8. Manual smoke test: say something in the Chat space

Go to your Google Chat space and say hello. cantus should:

  1. Pull a google.workspace.chat.message.v1.created event from Pub/Sub.
  2. Put the event on an internal queue (your skill can receive it for processing).
  3. Assuming the skill calls channel.send({"data": {"text": "hello back"}}), the bot replies hello back in the same space.
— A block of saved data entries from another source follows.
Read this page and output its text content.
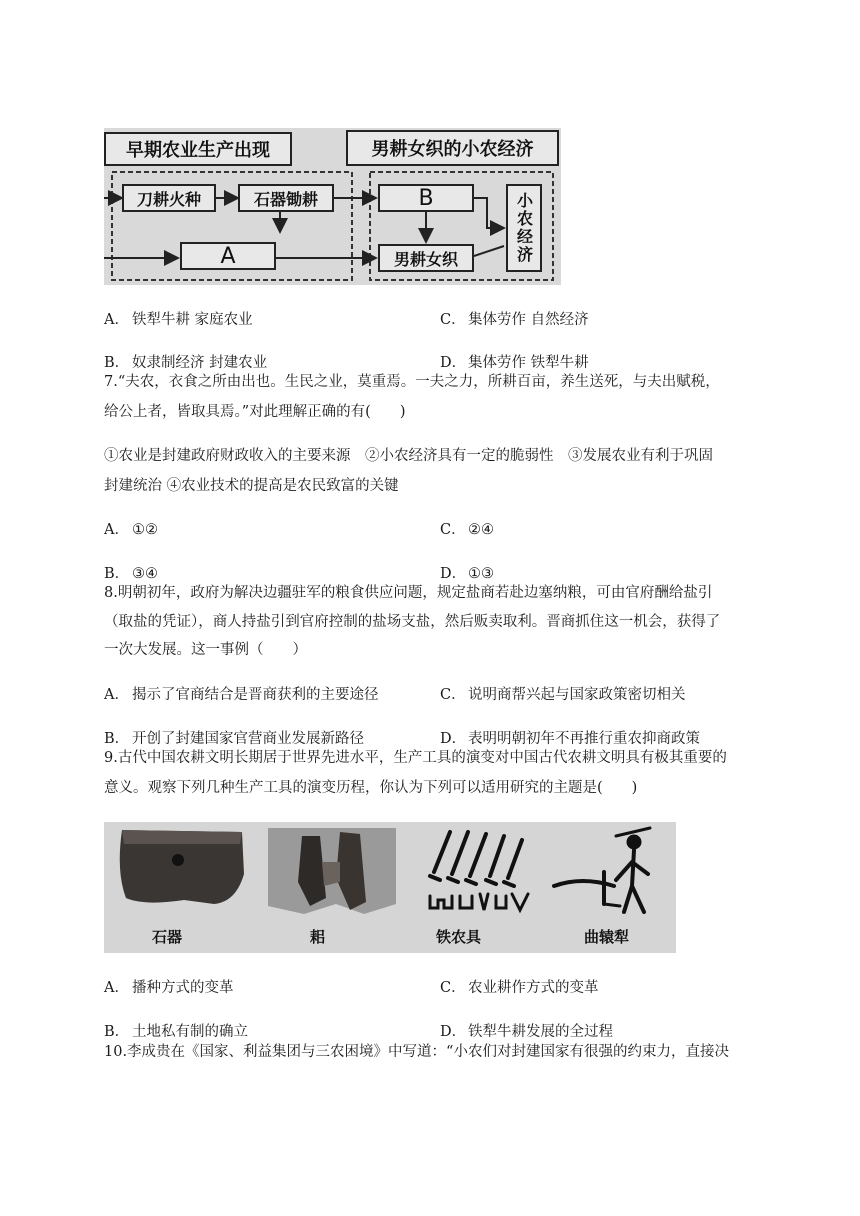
早期农业生产出现	男耕女织的小农经济
刀耕火种	石器锄耕
A
B
男耕女织	小农经济
A． 铁犁牛耕 家庭农业	C． 集体劳作 自然经济
B． 奴隶制经济 封建农业	D． 集体劳作 铁犁牛耕
7.“夫农，衣食之所由出也。生民之业，莫重焉。一夫之力，所耕百亩，养生送死，与夫出赋税，
给公上者，皆取具焉。”对此理解正确的有(　　)
①农业是封建政府财政收入的主要来源　②小农经济具有一定的脆弱性　③发展农业有利于巩固
封建统治 ④农业技术的提高是农民致富的关键
A． ①②	C． ②④
B． ③④	D． ①③
8.明朝初年，政府为解决边疆驻军的粮食供应问题，规定盐商若赴边塞纳粮，可由官府酬给盐引
（取盐的凭证），商人持盐引到官府控制的盐场支盐，然后贩卖取利。晋商抓住这一机会，获得了
一次大发展。这一事例（　　）
A． 揭示了官商结合是晋商获利的主要途径	C． 说明商帮兴起与国家政策密切相关
B． 开创了封建国家官营商业发展新路径	D． 表明明朝初年不再推行重农抑商政策
9.古代中国农耕文明长期居于世界先进水平，生产工具的演变对中国古代农耕文明具有极其重要的
意义。观察下列几种生产工具的演变历程，你认为下列可以适用研究的主题是(　　)
石器	耜	铁农具	曲辕犁
A． 播种方式的变革	C． 农业耕作方式的变革
B． 土地私有制的确立	D． 铁犁牛耕发展的全过程
10.李成贵在《国家、利益集团与三农困境》中写道：“小农们对封建国家有很强的约束力，直接决
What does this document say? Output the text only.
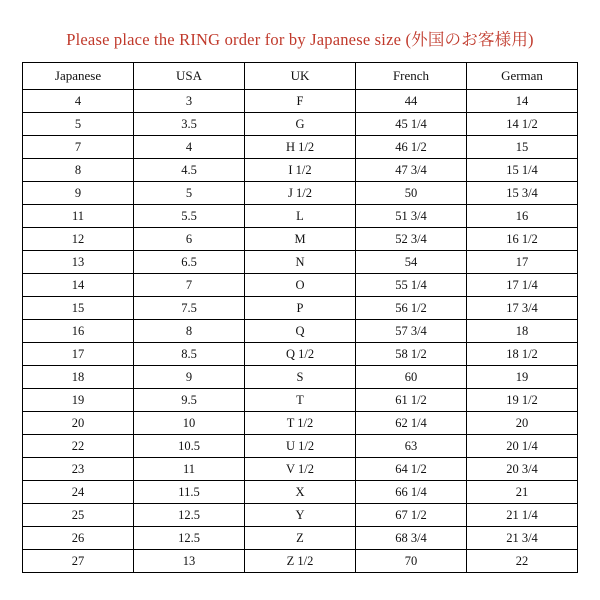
Please place the RING order for by Japanese size (外国のお客様用)
Japanese	USA	UK	French	German
4	3	F	44	14
5	3.5	G	45 1/4	14 1/2
7	4	H 1/2	46 1/2	15
8	4.5	I 1/2	47 3/4	15 1/4
9	5	J 1/2	50	15 3/4
11	5.5	L	51 3/4	16
12	6	M	52 3/4	16 1/2
13	6.5	N	54	17
14	7	O	55 1/4	17 1/4
15	7.5	P	56 1/2	17 3/4
16	8	Q	57 3/4	18
17	8.5	Q 1/2	58 1/2	18 1/2
18	9	S	60	19
19	9.5	T	61 1/2	19 1/2
20	10	T 1/2	62 1/4	20
22	10.5	U 1/2	63	20 1/4
23	11	V 1/2	64 1/2	20 3/4
24	11.5	X	66 1/4	21
25	12.5	Y	67 1/2	21 1/4
26	12.5	Z	68 3/4	21 3/4
27	13	Z 1/2	70	22
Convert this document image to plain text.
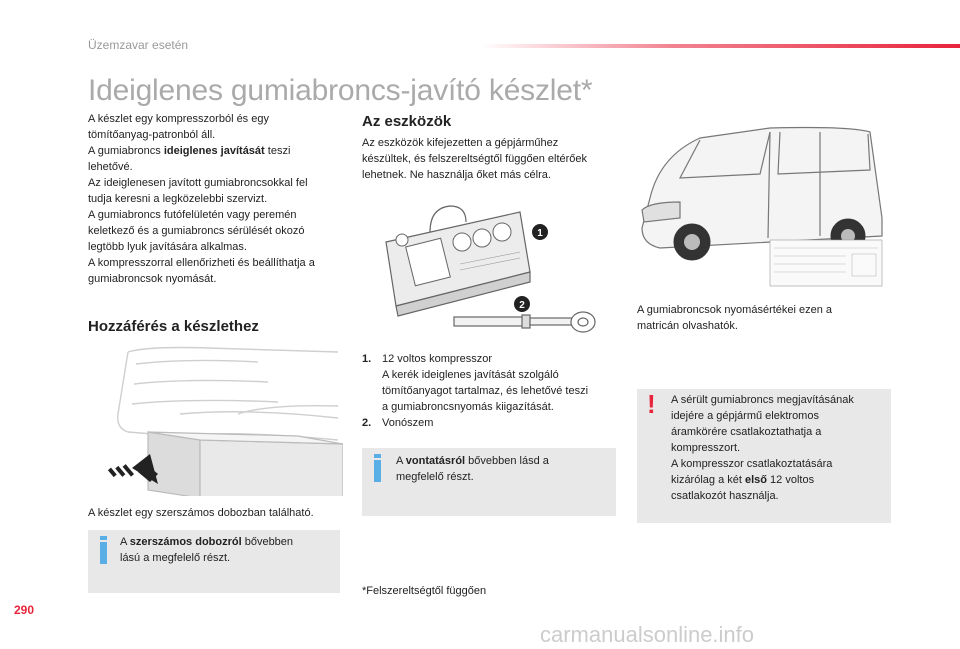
Üzemzavar esetén
Ideiglenes gumiabroncs-javító készlet*

A készlet egy kompresszorból és egy
tömítőanyag-patronból áll.
A gumiabroncs ideiglenes javítását teszi
lehetővé.
Az ideiglenesen javított gumiabroncsokkal fel
tudja keresni a legközelebbi szervizt.
A gumiabroncs futófelületén vagy peremén
keletkező és a gumiabroncs sérülését okozó
legtöbb lyuk javítására alkalmas.
A kompresszorral ellenőrizheti és beállíthatja a
gumiabroncsok nyomását.

Hozzáférés a készlethez
A készlet egy szerszámos dobozban található.

A szerszámos dobozról bővebben
lású a megfelelő részt.

Az eszközök

Az eszközök kifejezetten a gépjárműhez
készültek, és felszereltségtől függően eltérőek
lehetnek. Ne használja őket más célra.

1
2
1. 12 voltos kompresszor

A kerék ideiglenes javítását szolgáló
tömítőanyagot tartalmaz, és lehetővé teszi
a gumiabroncsnyomás kiigazítását.
2. Vonószem

A vontatásról bővebben lásd a
megfelelő részt.

*Felszereltségtől függően

A gumiabroncsok nyomásértékei ezen a
matricán olvashatók.

! A sérült gumiabroncs megjavításának
idejére a gépjármű elektromos
áramkörére csatlakoztathatja a
kompresszort.
A kompresszor csatlakoztatására
kizárólag a két első 12 voltos
csatlakozót használja.

290
carmanualsonline.info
If no events arrive, check in order:

  • gcloud pubsub subscriptions pull cantus-chat-sub --auto-ack --limit=10 to see whether the topic actually has messages. If not, the Workspace Events API subscription may have failed.
  • Whether the SA has roles/pubsub.subscriber on that subscription.
  • Whether the cantus serve log shows backoff retries. After 10 consecutive failures it records self.last_error and stops reconnecting, but the rest of the server keeps running — the channel gives up without crashing the lifespan.

9. Shutdown

Ctrl+C stops cantus serve. The lifespan then:

  1. Calls channel.disconnect() to cancel the Pub/Sub pull.
  2. Closes the app-scoped httpx.AsyncClient. The order matters: outbound send must still work before disconnect runs.

Clean up the Pub/Sub resources (optional):

bash
gcloud pubsub subscriptions delete cantus-chat-sub
gcloud pubsub topics delete cantus-chat-events

Security notes

  • Never commit the SA JSON file. Add patterns like *sa.json and *service-account*.json to .gitignore.
  • For production, replace the static SA key with Workload Identity Federation to avoid the risk of leaking long-lived keys.
  • When CANTUS_SERVE_CHANNEL_GOOGLE_CHAT_CREDENTIALS_PATH is unset, cantus falls back to GOOGLE_APPLICATION_CREDENTIALS (Google's standard ADC variable). So if neither is set, the channel fails fast at construction time with a fixed error string that does not echo any input value.
  • cantus serve --auth-mode bearer or --auth-mode api-key adds auth to the Skill HTTP endpoints. Channel inbound traffic goes over Pub/Sub pull, so there is no HTTP route to protect there.